The structural damage to the cell membrane is the key point of the ischemic lesion. MDA is the final product of lipoperoxidation and has been considered as a tissue lesion marker. ^5,6

In the searched literature, there are no studies evaluating the MDA concentration found in ischemic cutaneous flaps after the application of LLLT. However, we found studies evaluating the oxidative stress behavior (MDA) and the antioxidant defense (values of total antioxidant capacity) in fragments of ischemic random skin flaps in rats, such as the study by Cymrot et al. (2004), ³⁵ who concluded that there is a decrease in the local antioxidant defense capacity.

In this study, we found that group 3, laser irradiated with 670 nm wavelength, had a lower concentration of MDA than the control group. Group 3 also showed a lower percentage in the necrosis area.

The diode laser, as well as LLLT, is able to increase blood flow without a perceptible temperature increase. This fact allows the application of LLLT at any stage of disease progression, but mainly during the immediate postsurgical period. ²⁷ However, its exact mechanism remains unknown.

Within the literature, some hypotheses are described that try to explain this finding.
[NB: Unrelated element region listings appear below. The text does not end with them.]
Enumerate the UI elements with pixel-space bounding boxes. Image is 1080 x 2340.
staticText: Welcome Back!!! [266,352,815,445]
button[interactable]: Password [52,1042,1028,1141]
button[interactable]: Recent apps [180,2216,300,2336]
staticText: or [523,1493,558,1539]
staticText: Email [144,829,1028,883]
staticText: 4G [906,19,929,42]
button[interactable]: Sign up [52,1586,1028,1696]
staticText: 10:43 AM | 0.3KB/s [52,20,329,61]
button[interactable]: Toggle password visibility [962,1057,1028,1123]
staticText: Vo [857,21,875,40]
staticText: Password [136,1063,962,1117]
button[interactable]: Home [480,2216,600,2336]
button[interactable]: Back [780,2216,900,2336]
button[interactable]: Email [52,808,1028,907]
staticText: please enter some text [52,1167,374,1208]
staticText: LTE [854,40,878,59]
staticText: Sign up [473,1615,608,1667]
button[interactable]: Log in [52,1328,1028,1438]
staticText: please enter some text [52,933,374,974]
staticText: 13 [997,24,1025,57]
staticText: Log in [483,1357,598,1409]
For example, the increased synthesis in fibroblasts, which is made possible after the increase in cell mitotic activity, and the proliferation and delivery of basic fibroblast growth factor, thus contributing to neovascularization, which increases the vascular perfusion, ^10,23 and a possible mechanism of the autonomic nervous system modulation promoted by LLLT. ²⁷

As we can see, there are many studies that comprise investigations with LLLT, but at the same time, there is also a lack of standardization and parameters, which makes comparing results and understanding some of the mechanisms involved across the studies quite difficult.

It is hoped that the present study may contribute toward the scientific literature, showing a more effective wavelength (670 nm) to apply laser radiation for the random cutaneous flap viability and increase of the local antioxidant defense capacity, in an attempt to minimize tissue necrosis.

Further studies are, however, needed to verify both the importance and dependency of each of the laser parameters, and the possible influences exerted on biologic responses, in order to improve the laser therapy specificity, as well as the elaboration of protocols for safer and more effective treatments.

Conclusions

LLLT is an efficient way of increasing the random cutaneous flap viability in rats. No significant difference was found between the 830 nm and 670 nm lasers, but the 670 nm laser was effective in reducing the MDA tissue concentration.